Albert avait épousé sa cousine germaine, Marie de Châteauneuf, pauvre et orpheline mais extrêmement jolie, intelligente et distinguée et pourvue d’une grande énergie doublée d’une grande douceur.
De leur mariage étaient issues trois filles. L’aînée, Madeleine, dont le fiancé Monsieur de Nesmes avait été tué à la guerre de quatorze, était entrée chez les Dominicaines garde-malades et je me souviens d’être allé lui rendre plusieurs visites dans son couvent de Beaune. Elle était la gaîté et la fantaisie mêmes.

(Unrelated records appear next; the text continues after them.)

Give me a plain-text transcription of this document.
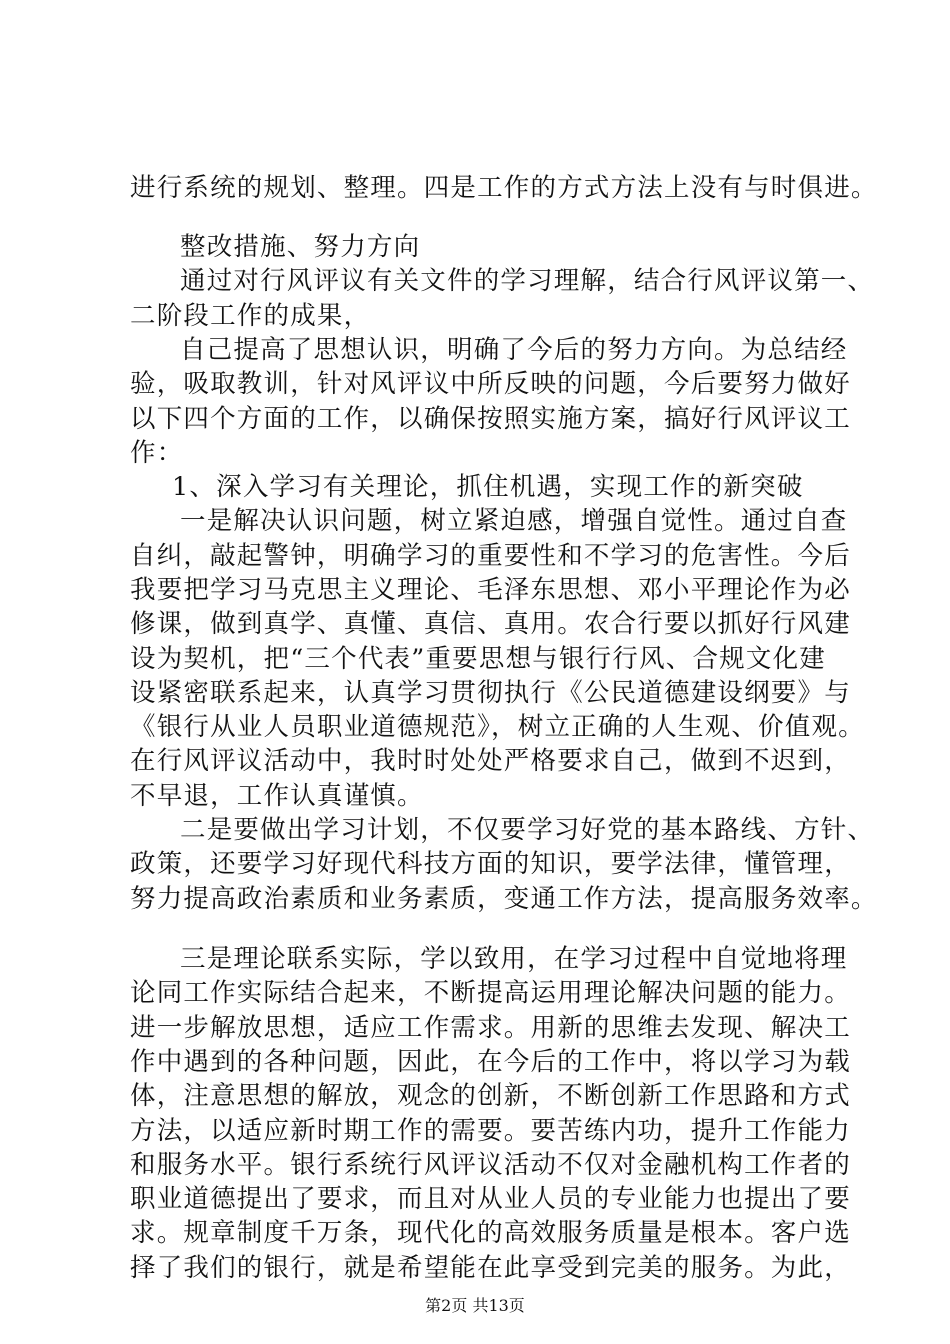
进行系统的规划、整理。四是工作的方式方法上没有与时俱进。
整改措施、努力方向
通过对行风评议有关文件的学习理解，结合行风评议第一、
二阶段工作的成果，
自己提高了思想认识，明确了今后的努力方向。为总结经
验，吸取教训，针对风评议中所反映的问题，今后要努力做好
以下四个方面的工作，以确保按照实施方案，搞好行风评议工
作：
1、深入学习有关理论，抓住机遇，实现工作的新突破
一是解决认识问题，树立紧迫感，增强自觉性。通过自查
自纠，敲起警钟，明确学习的重要性和不学习的危害性。今后
我要把学习马克思主义理论、毛泽东思想、邓小平理论作为必
修课，做到真学、真懂、真信、真用。农合行要以抓好行风建
设为契机，把“三个代表”重要思想与银行行风、合规文化建
设紧密联系起来，认真学习贯彻执行《公民道德建设纲要》与
《银行从业人员职业道德规范》，树立正确的人生观、价值观。
在行风评议活动中，我时时处处严格要求自己，做到不迟到，
不早退，工作认真谨慎。
二是要做出学习计划，不仅要学习好党的基本路线、方针、
政策，还要学习好现代科技方面的知识，要学法律，懂管理，
努力提高政治素质和业务素质，变通工作方法，提高服务效率。
三是理论联系实际，学以致用，在学习过程中自觉地将理
论同工作实际结合起来，不断提高运用理论解决问题的能力。
进一步解放思想，适应工作需求。用新的思维去发现、解决工
作中遇到的各种问题，因此，在今后的工作中，将以学习为载
体，注意思想的解放，观念的创新，不断创新工作思路和方式
方法，以适应新时期工作的需要。要苦练内功，提升工作能力
和服务水平。银行系统行风评议活动不仅对金融机构工作者的
职业道德提出了要求，而且对从业人员的专业能力也提出了要
求。规章制度千万条，现代化的高效服务质量是根本。客户选
择了我们的银行，就是希望能在此享受到完美的服务。为此，
第2页 共13页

La dernière, Marie-Louise, la plus belle, a épousé Raymond Orsel des Sagets. Engagé à 17 ans, mon oncle Raymond avait été gazé pendant la Grande Guerre de sorte qu’il avait des difficultés respiratoires et tenait souvent entre les dents une petite fleur grâce à laquelle, mine de rien, il respirait en partie par la bouche. Diplômé de l’Ecole d’Ingénieurs de Grenoble, il a commencé sa carrière comme ingénieur gazier, dans l’entreprise qui devait devenir plus tard Gaz de France ; puis, avec un inventeur, il a créé sa propre entreprise, la SECMO dont le siège était à Bourgneuf-Val d’Or. Oncle Raymond et Tante Marie-Louise ont eu sept enfants (dont un petit Roland mort à l’âge de deux ans) qui passaient leurs vacances au Mauny et dans le vieux château de la Tour des Echelles, à Jujurieux, dans l’Ain, propriété de l’Oncle Raymond. Ces cousins, pleins de vie et extrêmement affectueux, ont été comme des frères et sœurs pour Maman et son frère Victor.

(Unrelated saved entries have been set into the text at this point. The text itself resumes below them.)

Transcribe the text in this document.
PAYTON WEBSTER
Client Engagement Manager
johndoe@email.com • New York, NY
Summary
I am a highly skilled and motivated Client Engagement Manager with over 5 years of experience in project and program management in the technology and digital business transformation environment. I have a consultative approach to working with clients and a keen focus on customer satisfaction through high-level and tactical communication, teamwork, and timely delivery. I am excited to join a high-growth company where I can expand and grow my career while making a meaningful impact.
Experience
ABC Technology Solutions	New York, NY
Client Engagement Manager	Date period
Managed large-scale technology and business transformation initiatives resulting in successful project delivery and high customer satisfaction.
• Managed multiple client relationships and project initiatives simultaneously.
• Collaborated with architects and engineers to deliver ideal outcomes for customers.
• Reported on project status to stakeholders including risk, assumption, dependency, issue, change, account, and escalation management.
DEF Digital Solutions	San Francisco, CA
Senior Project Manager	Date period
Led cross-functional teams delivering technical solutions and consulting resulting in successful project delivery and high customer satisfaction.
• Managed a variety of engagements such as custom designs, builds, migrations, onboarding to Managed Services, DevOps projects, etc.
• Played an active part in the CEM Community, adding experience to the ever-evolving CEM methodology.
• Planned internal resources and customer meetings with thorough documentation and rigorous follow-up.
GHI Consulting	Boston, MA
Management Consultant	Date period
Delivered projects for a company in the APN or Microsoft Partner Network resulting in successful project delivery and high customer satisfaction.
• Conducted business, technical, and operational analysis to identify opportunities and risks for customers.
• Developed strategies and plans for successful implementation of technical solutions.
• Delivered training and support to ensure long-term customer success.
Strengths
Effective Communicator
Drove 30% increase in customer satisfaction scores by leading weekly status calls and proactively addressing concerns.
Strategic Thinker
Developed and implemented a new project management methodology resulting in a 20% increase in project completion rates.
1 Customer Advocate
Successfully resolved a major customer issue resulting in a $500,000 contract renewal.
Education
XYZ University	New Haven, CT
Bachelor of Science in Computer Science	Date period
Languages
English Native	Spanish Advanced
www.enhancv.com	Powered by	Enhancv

Hélène Chambion était une belle jeune fille brune à l’allure pensive. Mon grand-père et elle s’étaient rencontrés à un bal donné au château de la Tour Bandin, élégante construction dans un grand parc à la sortie Sud de Buxy, appartenant aux Valence. Comme souvent, à cette époque, cette rencontre n’était aucunement fortuite mais avait été soigneusement préparée.

02grandpereJean-Baptiste et Hélène Lacaille d’Esse se sont beaucoup aimés. Hélène a été cinq fois enceinte, mais n’a eu que deux enfants, Marie-José, née en 1924, et Victor en 1927. Elle est morte le 6 juillet 1931, à l’âge de 31 ans, des suites d’une mastoïdite qui, à la veille de l’invention de la pénicilline, s’est transformée en méningite et n’a pas pu être soignée.
Veuf à l’âge de trente-six ans, mon grand-père, a poursuivi sa carrière de marin, tandis que sa belle-mère, Marie Chambion (surnommée Bobo ou Guizy), s’est efforcée de remplacer sa défunte fille, suivant son gendre dans ses diverses affectations et s’occupant de ses petits enfants Marie-José et Victor avec un amour incomparable.
Mon grand-père, qui était extrêmement pieux, emportait à son bord l’histoire de l’Eglise de Fliche et Martin qu’il lisait assidûment. Puis, il a été affecté à Toulon et à Brest. Il aimait les grandes promenades avec ses amis, notamment le commandant de Torcy et le commandant de La Rosière, dans l’arrière-pays varois et, féru de photographie, il en rapportait de superbes clichés très poétiques en noir et blanc.
Il a été affecté ensuite à la direction du personnel de la Marine dans l’Hôtel de la Marine rue Royale. De la fenêtre de son bureau donnant sur la place de la Concorde, Maman se souvient d’avoir vu le défilé du 14 juillet.
Peu avant la Deuxième Guerre mondiale, il a été au cabinet du Ministre de la Marine, Georges Leygues.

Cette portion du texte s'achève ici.